Last Saturday, 117 of those reformist MPs handed in their resignation to the Parliament's Chair, Mehdi Karroubi, in a public display of protest.

What strikes me most is the language they used. These are not exact quotes, since I'm retranslating them from Dutch into English. But you've got to wonder at how brave they are:

Mehdi Karroubi himself, lambasted the Council of Guardians for "having no respect for democratic values and no confidence in the voice of the people", and ensued to openly question their piety: "Is one loyal to Islam if one prays every day, but tramples on the rights of the people?" He said even that the conservatives are aiming to establish "an Islam comparable to that of the Taliban".

The reformist Minister of Domestic Affairs said that there was now "no chance for free elections".
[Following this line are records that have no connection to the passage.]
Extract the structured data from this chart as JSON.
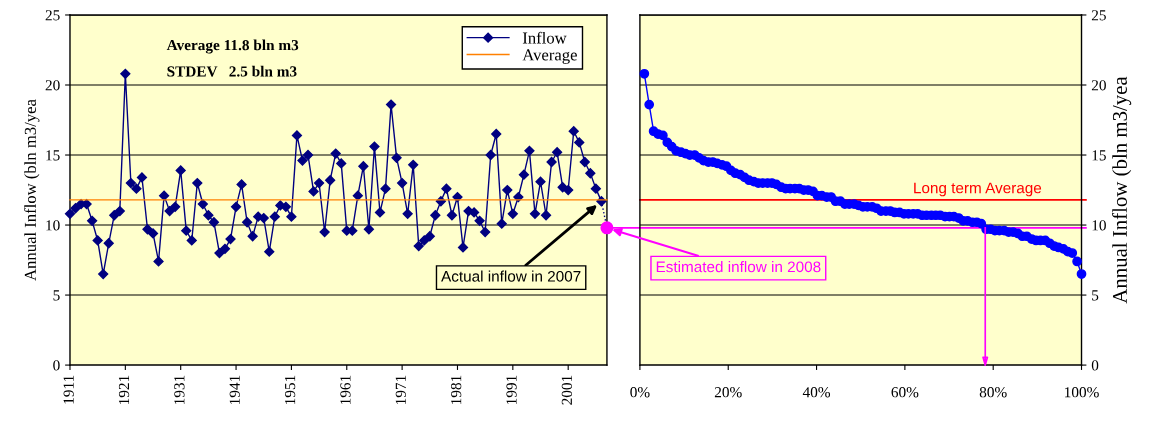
{
  "chart_data": [
    {
      "type": "line",
      "x": [
        1911,
        1912,
        1913,
        1914,
        1915,
        1916,
        1917,
        1918,
        1919,
        1920,
        1921,
        1922,
        1923,
        1924,
        1925,
        1926,
        1927,
        1928,
        1929,
        1930,
        1931,
        1932,
        1933,
        1934,
        1935,
        1936,
        1937,
        1938,
        1939,
        1940,
        1941,
        1942,
        1943,
        1944,
        1945,
        1946,
        1947,
        1948,
        1949,
        1950,
        1951,
        1952,
        1953,
        1954,
        1955,
        1956,
        1957,
        1958,
        1959,
        1960,
        1961,
        1962,
        1963,
        1964,
        1965,
        1966,
        1967,
        1968,
        1969,
        1970,
        1971,
        1972,
        1973,
        1974,
        1975,
        1976,
        1977,
        1978,
        1979,
        1980,
        1981,
        1982,
        1983,
        1984,
        1985,
        1986,
        1987,
        1988,
        1989,
        1990,
        1991,
        1992,
        1993,
        1994,
        1995,
        1996,
        1997,
        1998,
        1999,
        2000,
        2001,
        2002,
        2003,
        2004,
        2005,
        2006,
        2007
      ],
      "series": [
        {
          "name": "Inflow",
          "color": "#000080",
          "marker": "diamond",
          "values": [
            10.8,
            11.2,
            11.5,
            11.5,
            10.3,
            8.9,
            6.5,
            8.7,
            10.7,
            11.0,
            20.8,
            13.0,
            12.6,
            13.4,
            9.7,
            9.4,
            7.4,
            12.1,
            11.0,
            11.3,
            13.9,
            9.6,
            8.9,
            13.0,
            11.5,
            10.7,
            10.2,
            8.0,
            8.3,
            9.0,
            11.3,
            12.9,
            10.2,
            9.2,
            10.6,
            10.5,
            8.1,
            10.6,
            11.4,
            11.3,
            10.6,
            16.4,
            14.6,
            15.0,
            12.4,
            13.0,
            9.5,
            13.2,
            15.1,
            14.4,
            9.6,
            9.6,
            12.1,
            14.2,
            9.7,
            15.6,
            10.9,
            12.6,
            18.6,
            14.8,
            13.0,
            10.8,
            14.3,
            8.5,
            8.9,
            9.2,
            10.7,
            11.7,
            12.6,
            10.7,
            12.0,
            8.4,
            11.0,
            10.9,
            10.3,
            9.5,
            15.0,
            16.5,
            10.1,
            12.5,
            10.8,
            12.0,
            13.6,
            15.3,
            10.8,
            13.1,
            10.7,
            14.5,
            15.2,
            12.7,
            12.5,
            16.7,
            15.9,
            14.5,
            13.7,
            12.6,
            11.7
          ]
        },
        {
          "name": "Average",
          "color": "#ff8000",
          "x": [
            1911,
            2008
          ],
          "values": [
            11.8,
            11.8
          ]
        },
        {
          "color": "#000080",
          "x": [
            2007,
            2008
          ],
          "values": [
            11.7,
            9.8
          ],
          "line_style": "dotted"
        },
        {
          "type": "scatter",
          "color": "#ff00ff",
          "x": [
            2008
          ],
          "values": [
            9.8
          ],
          "marker": "circle"
        }
      ],
      "xlim": [
        1911,
        2008
      ],
      "xticks": [
        1911,
        1921,
        1931,
        1941,
        1951,
        1961,
        1971,
        1981,
        1991,
        2001
      ],
      "ylim": [
        0,
        25
      ],
      "yticks": [
        0,
        5,
        10,
        15,
        20,
        25
      ],
      "ylabel": "Annual Inflow (bln m3/yea",
      "grid": "y",
      "legend": "top right",
      "annotations": [
        "Average 11.8 bln m3",
        "STDEV   2.5 bln m3",
        {
          "text": "Actual inflow in 2007",
          "x": 2007,
          "y": 11.7
        },
        {
          "text": "Estimated inflow in 2008",
          "x": 2008,
          "y": 9.8
        }
      ]
    },
    {
      "type": "line",
      "x": [
        1.0,
        2.1,
        3.1,
        4.1,
        5.2,
        6.2,
        7.2,
        8.2,
        9.3,
        10.3,
        11.3,
        12.4,
        13.4,
        14.4,
        15.5,
        16.5,
        17.5,
        18.6,
        19.6,
        20.6,
        21.6,
        22.7,
        23.7,
        24.7,
        25.8,
        26.8,
        27.8,
        28.9,
        29.9,
        30.9,
        32.0,
        33.0,
        34.0,
        35.1,
        36.1,
        37.1,
        38.1,
        39.2,
        40.2,
        41.2,
        42.3,
        43.3,
        44.3,
        45.4,
        46.4,
        47.4,
        48.5,
        49.5,
        50.5,
        51.5,
        52.6,
        53.6,
        54.6,
        55.7,
        56.7,
        57.7,
        58.8,
        59.8,
        60.8,
        61.9,
        62.9,
        63.9,
        64.9,
        66.0,
        67.0,
        68.0,
        69.1,
        70.1,
        71.1,
        72.2,
        73.2,
        74.2,
        75.3,
        76.3,
        77.3,
        78.4,
        79.4,
        80.4,
        81.4,
        82.5,
        83.5,
        84.5,
        85.6,
        86.6,
        87.6,
        88.7,
        89.7,
        90.7,
        91.8,
        92.8,
        93.8,
        94.8,
        95.9,
        96.9,
        97.9,
        99.0,
        100.0
      ],
      "series": [
        {
          "color": "#0000ff",
          "values": [
            20.8,
            18.6,
            16.7,
            16.5,
            16.4,
            15.9,
            15.6,
            15.3,
            15.2,
            15.1,
            15.0,
            15.0,
            14.8,
            14.6,
            14.5,
            14.5,
            14.4,
            14.3,
            14.2,
            13.9,
            13.7,
            13.6,
            13.4,
            13.2,
            13.1,
            13.0,
            13.0,
            13.0,
            13.0,
            12.9,
            12.7,
            12.6,
            12.6,
            12.6,
            12.6,
            12.5,
            12.5,
            12.4,
            12.1,
            12.1,
            12.0,
            12.0,
            11.7,
            11.7,
            11.5,
            11.5,
            11.5,
            11.4,
            11.3,
            11.3,
            11.3,
            11.2,
            11.0,
            11.0,
            11.0,
            10.9,
            10.9,
            10.8,
            10.8,
            10.8,
            10.8,
            10.7,
            10.7,
            10.7,
            10.7,
            10.7,
            10.6,
            10.6,
            10.6,
            10.5,
            10.3,
            10.3,
            10.2,
            10.2,
            10.1,
            9.7,
            9.7,
            9.6,
            9.6,
            9.6,
            9.5,
            9.5,
            9.4,
            9.2,
            9.2,
            9.0,
            8.9,
            8.9,
            8.9,
            8.7,
            8.5,
            8.4,
            8.3,
            8.1,
            8.0,
            7.4,
            6.5
          ]
        }
      ],
      "marker": "circle",
      "xlim": [
        0,
        100
      ],
      "xticks": [
        {
          "value": 0,
          "label": "0%"
        },
        {
          "value": 20,
          "label": "20%"
        },
        {
          "value": 40,
          "label": "40%"
        },
        {
          "value": 60,
          "label": "60%"
        },
        {
          "value": 80,
          "label": "80%"
        },
        {
          "value": 100,
          "label": "100%"
        }
      ],
      "ylim": [
        0,
        25
      ],
      "yticks": [
        0,
        5,
        10,
        15,
        20,
        25
      ],
      "ylabel": "Annual Inflow (bln m3/yea",
      "grid": "y",
      "ref_lines": [
        {
          "axis": "y",
          "value": 11.8,
          "label": "Long term Average",
          "color": "#ff0000"
        },
        {
          "axis": "y",
          "value": 9.8,
          "color": "#ff00ff"
        },
        {
          "axis": "x",
          "value": 78.2,
          "color": "#ff00ff"
        }
      ]
    }
  ]
}
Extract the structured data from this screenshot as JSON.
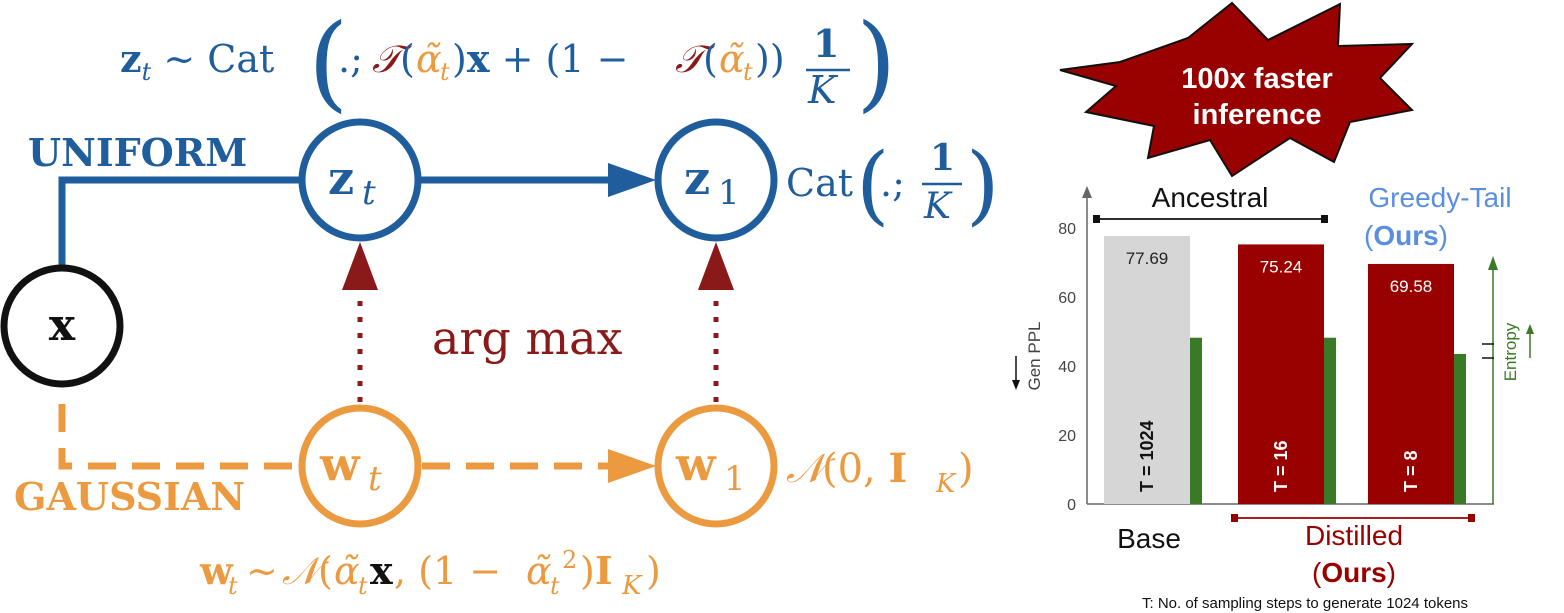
{
  "colors": {
    "uniform": "#1f5d9c",
    "gaussian": "#ec9a3f",
    "argmax": "#8a1a1a",
    "base_bar": "#d6d6d6",
    "distilled_bar": "#990000",
    "entropy_bar": "#3a7a26",
    "greedy_blue": "#5a8fe0",
    "x_node": "#111111"
  },
  "diagram": {
    "uniform_label": "UNIFORM",
    "gaussian_label": "GAUSSIAN",
    "argmax_label": "arg max",
    "node_x": "x",
    "node_zt": {
      "main": "z",
      "sub": "t"
    },
    "node_z1": {
      "main": "z",
      "sub": "1"
    },
    "node_wt": {
      "main": "w",
      "sub": "t"
    },
    "node_w1": {
      "main": "w",
      "sub": "1"
    },
    "formula_top": "z_t ~ Cat( .; T(α̃_t)x + (1 − T(α̃_t)) 1/K )",
    "formula_z1": "Cat( .; 1/K )",
    "formula_w1": "N(0, I_K)",
    "formula_bottom": "w_t ~ N(α̃_t x, (1 − α̃_t²) I_K)"
  },
  "callout": {
    "line1": "100x faster",
    "line2": "inference"
  },
  "chart_data": {
    "type": "bar",
    "categories": [
      "Base",
      "Distilled T=16",
      "Distilled T=8"
    ],
    "ylabel": "Gen PPL",
    "y2label": "Entropy",
    "ylim": [
      0,
      80
    ],
    "yticks": [
      0,
      20,
      40,
      60,
      80
    ],
    "series": [
      {
        "name": "Gen PPL",
        "values": [
          77.69,
          75.24,
          69.58
        ],
        "labels": [
          "77.69",
          "75.24",
          "69.58"
        ]
      },
      {
        "name": "Entropy",
        "values": [
          48.2,
          48.2,
          43.5
        ]
      }
    ],
    "step_labels": [
      "T = 1024",
      "T = 16",
      "T = 8"
    ],
    "ancestral_label": "Ancestral",
    "greedy_label": "Greedy-Tail",
    "ours_open": "(",
    "ours_bold": "Ours",
    "ours_close": ")",
    "base_label": "Base",
    "distilled_label": "Distilled",
    "footnote": "T: No. of sampling steps to generate 1024 tokens",
    "grid": false
  }
}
Mohammed Reza Khatami, the younger brother of the President said that "the Council of Guardians has killed off all possibilities. There is no hope for a solution. We will not take part in these fake elections. Even if all those who have been rejected are approved after all today, there will be no time for a campaign. Elections on February 20 are unlawful and under the current structures of power that means the end of the reform movement."

MRK's party, the Islamic Iranian Participation Front, today announced it will boycott the elections.

President Khatami declared that he is considering suspending the elections because they would be undemocratic, though he failed to appear at an emergency session of his cabinet because he suffered from "back ache".

What will happen next? Will it be the endgame, finally?